Così compreso com’è dalla missione di difendere la privacy dei rissaioli, l’uomo, ignorando (forse, ma non è detto) che, svolgendosi in un luogo pubblico, quanto sta accadendo non è soggetto e a privacy e che in quel momento i soggetti protagonisti della ripresa (tutti maggiorenni senza ombra di dubbio) stanno compiendo un reato sotto gli occhi di chiunque si trovi a passare, si para davanti alla telecamera deliberatamente, in modo da essere ripreso lui stesso alposto di chi si sta picchiano, ma quando si accorge che la ripresa non si interrompe e viene avvertito che anche lui si trova nella traiettoria della telecamera, si sposta repentinamente. In quel momento, mentre la rissa prosegue imperterrita e la discussione tra lo straniero e la giornalista si sta accalorando, fortunatamente arrivano due poliziotti a piedi e poi una volante e altri uomini in divisa. È il fuggi fuggi generale. Anche l’amante della privacy si allontana velocemente restando, però, dietro l’angolo, in piazza Caricamento. I poliziotti sedano la rissa.
Il filmato (che potete vedere qui sotto) è stato, ovviamente, già consegnato alle forze di polizia.
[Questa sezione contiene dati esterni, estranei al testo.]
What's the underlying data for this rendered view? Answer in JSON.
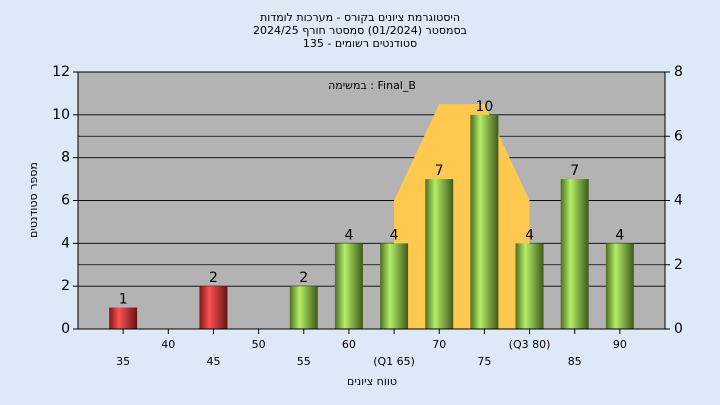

9 thoughts on “Sottoripa violenta e lo straniero che invocò la privacy per la rissa

  1. Complimenti per il video per l’articolo e per il coraggio … E’ importantissimo che anche chi non vive in centro storico si renda conto del degrado che giorno dopo giorno corrode la nostra splendida citta’.Bravi.

  2. ribadisco, e solo una scazzottata sai quante ne ho fatte e viste nel centro storico da 40 anni fa ad oggi, cosa vi scandalizza tanto? che sono stranieri? i calabresi 40 anni fa erano stranieri allo stesso modo,

  3. Complimenti a chi ha fatto il filmato, altrettanto a Genova Quotidiana che si sta conquistando sempre più la stima di molti genovesi! Articoli mai banali, spesso ricercati, rappresentano la vera Genova e la raccontano anche a chi (come me) vive altrove, ma vuole mantenere un contatto con la Superba.

  4. Magari quell’energumeno voleva difendere non la privacy, ma l’immagine di Sottoripa da cartolina…scherzo! Brava Genova Quotidiana per i suoi reportage: giornalismo militante e che senza padroni testimonia quello che succede. Bravi Monica e Giak.